しかしふうちゃんが描いて入選したポスターが、
掲示場所からはがされていることが分かる。
”いじめ” を受けているのではないかと心配するハルさんだが・・・

「第四話 サンタが指輪を持ってくる」
高校最後の冬休み、ふうちゃんは花屋さんでアルバイトを始める。
しかし、忘れ物をしていったお客さんを追いかけて転倒、
足を骨折してしまい入院する騒ぎに。
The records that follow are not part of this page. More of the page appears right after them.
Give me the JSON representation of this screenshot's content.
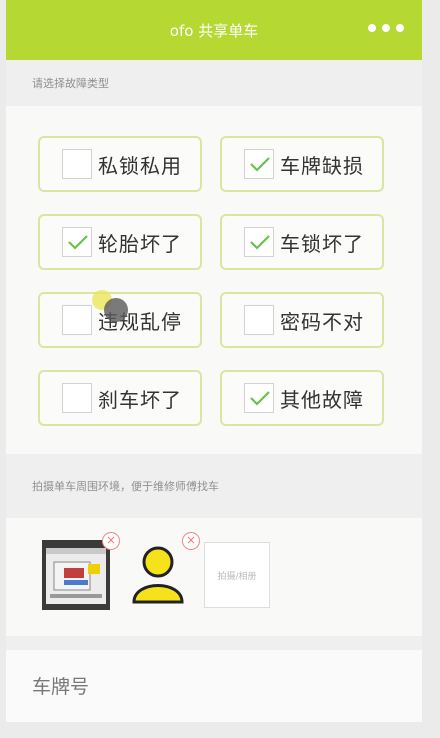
{
  "titlebar": {
    "title": "ofo 共享单车",
    "menu_icon": "more-dots-icon"
  },
  "fault_section": {
    "label": "请选择故障类型"
  },
  "options": [
    {
      "label": "私锁私用",
      "checked": false
    },
    {
      "label": "车牌缺损",
      "checked": true
    },
    {
      "label": "轮胎坏了",
      "checked": true
    },
    {
      "label": "车锁坏了",
      "checked": true
    },
    {
      "label": "违规乱停",
      "checked": false
    },
    {
      "label": "密码不对",
      "checked": false
    },
    {
      "label": "刹车坏了",
      "checked": false
    },
    {
      "label": "其他故障",
      "checked": true
    }
  ],
  "photo_section": {
    "label": "拍摄单车周围环境，便于维修师傅找车"
  },
  "photos": {
    "add_label": "拍摄/相册"
  },
  "plate": {
    "placeholder": "车牌号"
  },
  "colors": {
    "accent": "#b5d832",
    "check": "#6bbf4c",
    "delete": "#e77777"
  }
}
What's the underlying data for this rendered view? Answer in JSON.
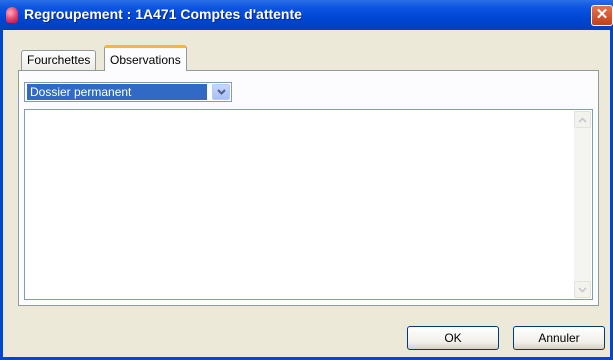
{
  "window": {
    "title": "Regroupement : 1A471 Comptes d'attente",
    "close_label": "✕"
  },
  "tabs": [
    {
      "label": "Fourchettes",
      "active": false
    },
    {
      "label": "Observations",
      "active": true
    }
  ],
  "observations": {
    "category_select": {
      "selected": "Dossier permanent"
    },
    "text": ""
  },
  "footer": {
    "ok_label": "OK",
    "cancel_label": "Annuler"
  },
  "colors": {
    "titlebar": "#0046d5",
    "active_tab_accent": "#f6b53c",
    "selection": "#316ac5"
  }
}
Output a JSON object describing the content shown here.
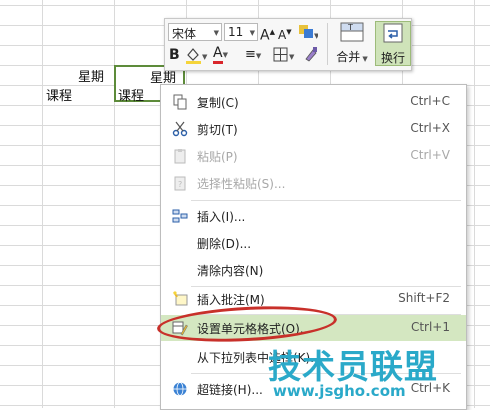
{
  "sheet": {
    "cells": {
      "a_top": "星期",
      "a_bottom": "课程",
      "b_top": "星期",
      "b_bottom": "课程"
    }
  },
  "mini_toolbar": {
    "font_name": "宋体",
    "font_size": "11",
    "grow_font_icon": "A",
    "shrink_font_icon": "A",
    "bold_label": "B",
    "font_color_label": "A",
    "merge_label": "合并",
    "wrap_label": "换行",
    "colors": {
      "highlight": "#f5d43a",
      "font_color": "#d9262b"
    }
  },
  "context_menu": {
    "items": [
      {
        "label": "复制(C)",
        "shortcut": "Ctrl+C",
        "icon": "copy-icon",
        "enabled": true
      },
      {
        "label": "剪切(T)",
        "shortcut": "Ctrl+X",
        "icon": "scissors-icon",
        "enabled": true
      },
      {
        "label": "粘贴(P)",
        "shortcut": "Ctrl+V",
        "icon": "paste-icon",
        "enabled": false
      },
      {
        "label": "选择性粘贴(S)...",
        "shortcut": "",
        "icon": "paste-special-icon",
        "enabled": false
      },
      {
        "label": "插入(I)...",
        "shortcut": "",
        "icon": "insert-icon",
        "enabled": true
      },
      {
        "label": "删除(D)...",
        "shortcut": "",
        "icon": "",
        "enabled": true
      },
      {
        "label": "清除内容(N)",
        "shortcut": "",
        "icon": "",
        "enabled": true
      },
      {
        "label": "插入批注(M)",
        "shortcut": "Shift+F2",
        "icon": "comment-icon",
        "enabled": true
      },
      {
        "label": "设置单元格格式(O)...",
        "shortcut": "Ctrl+1",
        "icon": "format-cells-icon",
        "enabled": true,
        "highlighted": true
      },
      {
        "label": "从下拉列表中选择(K)...",
        "shortcut": "",
        "icon": "",
        "enabled": true
      },
      {
        "label": "超链接(H)...",
        "shortcut": "Ctrl+K",
        "icon": "hyperlink-icon",
        "enabled": true
      }
    ]
  },
  "watermark": {
    "brand": "技术员联盟",
    "url": "www.jsgho.com"
  },
  "colors": {
    "accent_green": "#5d8b3a",
    "highlight_bg": "#d4e7c1",
    "annotation_red": "#c8302a",
    "watermark_blue": "#2aa9c9"
  }
}
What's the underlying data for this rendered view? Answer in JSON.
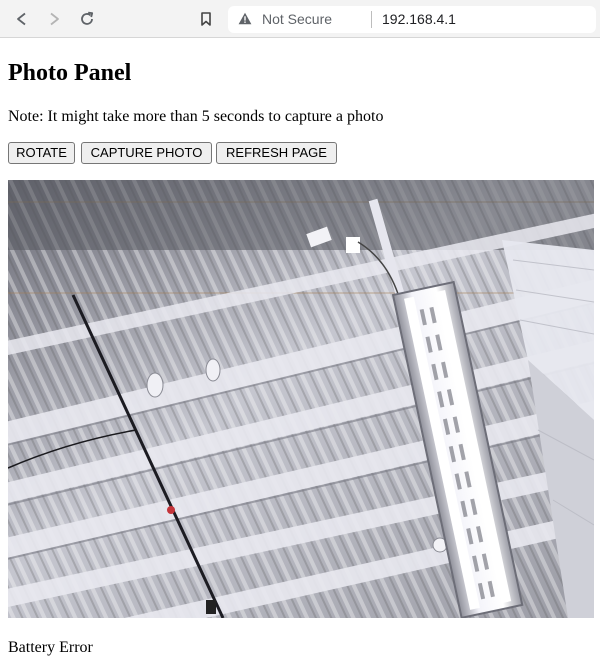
{
  "browser": {
    "security_label": "Not Secure",
    "url": "192.168.4.1",
    "icons": [
      "back-arrow-icon",
      "forward-arrow-icon",
      "reload-icon",
      "bookmark-icon",
      "warning-triangle-icon"
    ]
  },
  "page": {
    "title": "Photo Panel",
    "note": "Note: It might take more than 5 seconds to capture a photo",
    "buttons": {
      "rotate": "ROTATE",
      "capture": "CAPTURE PHOTO",
      "refresh": "REFRESH PAGE"
    },
    "status": "Battery Error"
  }
}
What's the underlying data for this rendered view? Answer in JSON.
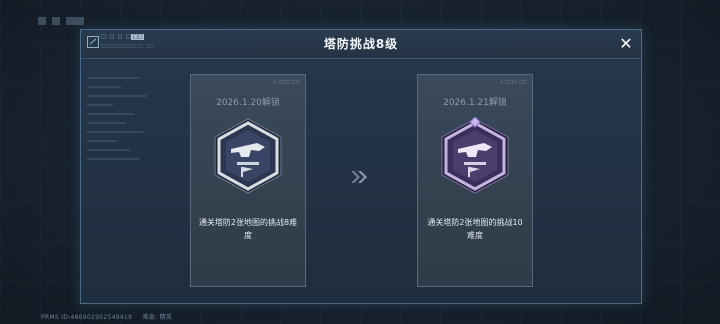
{
  "background": {
    "header_text": "□□□□"
  },
  "dialog": {
    "title": "塔防挑战8级",
    "header_code": "□ □ □ □ -",
    "header_badge": "□□",
    "header_sub": "□□□□□□□□□□ □□",
    "close_icon": "✕"
  },
  "cards": [
    {
      "tag": "△ □□□ □□",
      "date": "2026.1.20解锁",
      "description": "通关塔防2张地图的挑战8难度",
      "medal_style": "silver"
    },
    {
      "tag": "△ □□□ □□",
      "date": "2026.1.21解锁",
      "description": "通关塔防2张地图的挑战10难度",
      "medal_style": "purple"
    }
  ],
  "arrow_icon": "double-chevron-right-icon",
  "footer": {
    "id_text": "PRMS ID:486902952549419",
    "extra": "难度: 精英"
  },
  "colors": {
    "silver_medal": "#cdd6de",
    "purple_medal": "#b8a6d6",
    "accent": "#7fa3c2"
  }
}
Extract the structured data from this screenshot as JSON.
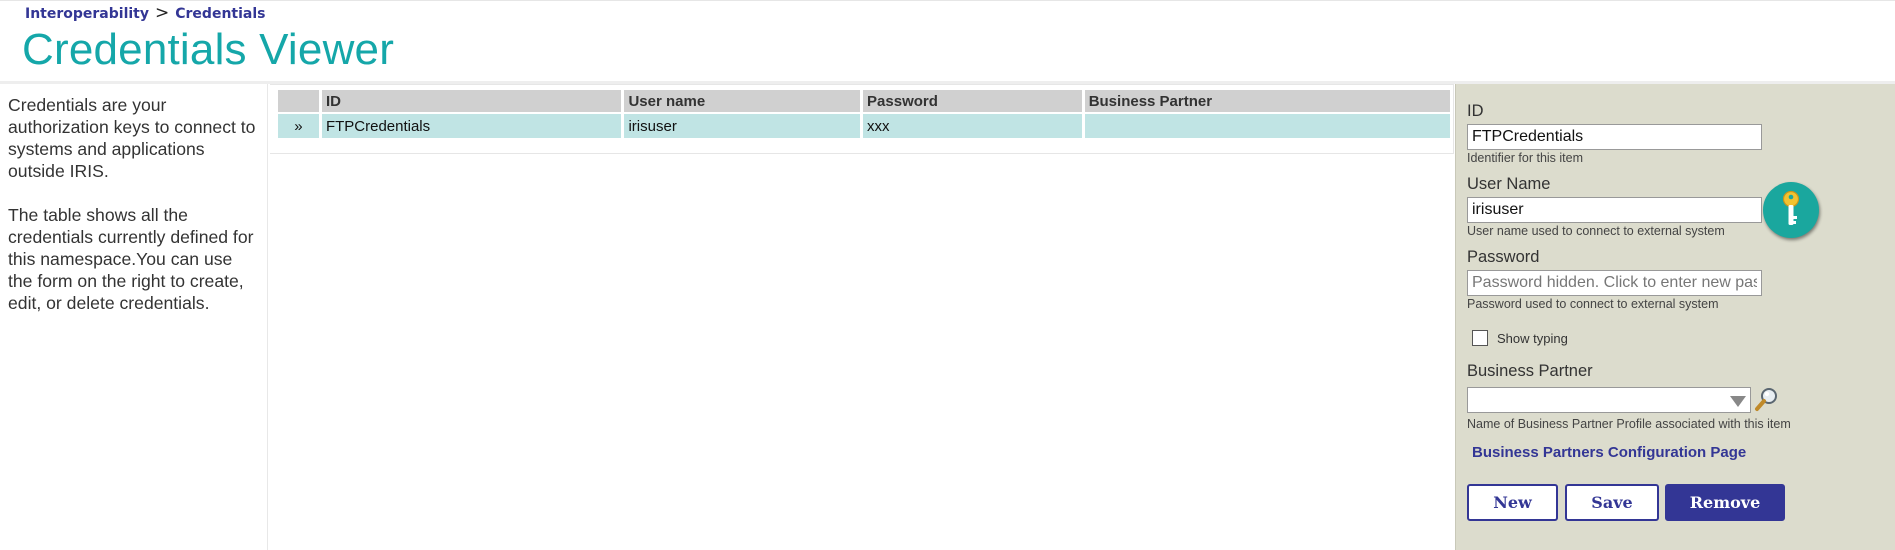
{
  "breadcrumb": {
    "parent": "Interoperability",
    "separator": ">",
    "current": "Credentials"
  },
  "page": {
    "title": "Credentials Viewer"
  },
  "description": {
    "para1": "Credentials are your authorization keys to connect to systems and applications outside IRIS.",
    "para2": "The table shows all the credentials currently defined for this namespace.You can use the form on the right to create, edit, or delete credentials."
  },
  "table": {
    "columns": [
      "",
      "ID",
      "User name",
      "Password",
      "Business Partner"
    ],
    "rows": [
      {
        "selector": "»",
        "id": "FTPCredentials",
        "username": "irisuser",
        "password": "xxx",
        "partner": ""
      }
    ]
  },
  "form": {
    "id_label": "ID",
    "id_value": "FTPCredentials",
    "id_hint": "Identifier for this item",
    "username_label": "User Name",
    "username_value": "irisuser",
    "username_hint": "User name used to connect to external system",
    "password_label": "Password",
    "password_placeholder": "Password hidden. Click to enter new password",
    "password_hint": "Password used to connect to external system",
    "show_typing_label": "Show typing",
    "show_typing_checked": false,
    "partner_label": "Business Partner",
    "partner_value": "",
    "partner_hint": "Name of Business Partner Profile associated with this item",
    "partners_link": "Business Partners Configuration Page",
    "buttons": {
      "new": "New",
      "save": "Save",
      "remove": "Remove"
    }
  },
  "icons": {
    "key": "key-icon",
    "search": "magnifier-icon",
    "dropdown": "chevron-down-icon"
  },
  "colors": {
    "title": "#15a7a9",
    "accent": "#333695",
    "selected_row": "#c0e4e4",
    "panel_bg": "#dcdccd",
    "key_button": "#1aa79e"
  }
}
その忘れ物は指輪だった。
そのお客さんはクリスマスにプロポーズをするつもりらしい。
ふうちゃんに代わり、お客さんの行方を探すハルさんだが・・・

「第五話 人形の家」
北海道の大学へ進学したふうちゃんは家を出て寮暮らしに。
1年ぶりに里帰りした娘を迎えたハルさんに入った知らせは、
彼の製作した人形を購入してくれた三輪坂夫人からのもの。
家にあった人形がいつの間にか、そっくりの別の人形に
置き換わっていたのだという・・・

人は良いが、いささか頼りないところがあるハルさんに比べ、
ふうちゃんはしっかり者に育っていく。

決して恵まれた家庭環境ではないけれど、
ふうちゃんはグレたりせずにまっすぐ育ってくれて、
もうそれで十分に親孝行なお嬢さんだろう。

本書の探偵役はハルさんでもふうちゃんでもなく、瑠璃子さん。
事件の謎に混迷するハルさんの心の中に、ふっと現れて
ふんわりと真相を解き明かしてくれる、という展開。
べつに幽霊とかのオカルトな雰囲気ではなく、
ハルさんの心の中にはいつも瑠璃子さんはいる、ということなのだろう。

 あえて言うなら、ハルさんが無意識のうちに推理をしていて、
 それが瑠璃子さんの ”語り” として現れてくる、ってことなのだろうが
 そこまで理屈づけるのは野暮というものだね。

ミステリとしてはちょっと薄味かな、とも思う。
「第一話」~「第三話」は父と娘のホームドラマ、って感じだし
「第四話」は聖夜を盛り上げようとする人たちの ”ちょっといい話”、
といったところ。

そんな中、実はいちばん驚かされたのは巻末の「文庫版あとがき」。

作中、ハルさんはある意味理想的な父親として描かれる。
故人となった妻を愛し続け、ひたすら娘の無事な成長を願う。
しかし、このあとがきで明かされるのは作者の育った家庭の話。
そこには、およそハルさんとは真逆の姿の父親が。

この作品を書く上では、いろいろ複雑な思いがあっただろう。

作品中で描かれるハルさんが ”いい人” 過ぎて、
読んでいる最中にいろいろ考えてしまった。

こんなにいい人なら再婚話のひとつやふたつはあっただろうなぁ、とか
でも瑠璃子さんを思って断ってきたのだろうなぁ、とか
ふうちゃんのためにあえて再婚しないことにしたのかなぁ、とか。

ハルさんだって木石ではないのだから
心が動いた人もいたんじゃないかなぁ、とか
女性の方から思いを寄せられたこともあったんじゃないかなぁ、とか。

このあたりは、本編中ではまったく語られていない。
というか、あえて欠落させているのだろう。
父と娘の物語に純化させるのならそれが正解なのだろうけど、
本編ラストで、ふうちゃんを嫁がせたときのハルさんはまだ48歳。

人生100年時代。まだまだ老け込むトシではないし、
孫の顔を見るのだけが楽しみとかではちょっと淋しいよねぇ。

続編は無理かも知れないけど、短篇でも良いから、
本編後のハルさんの ”第二の人生” の物語を読みたいなあと思った。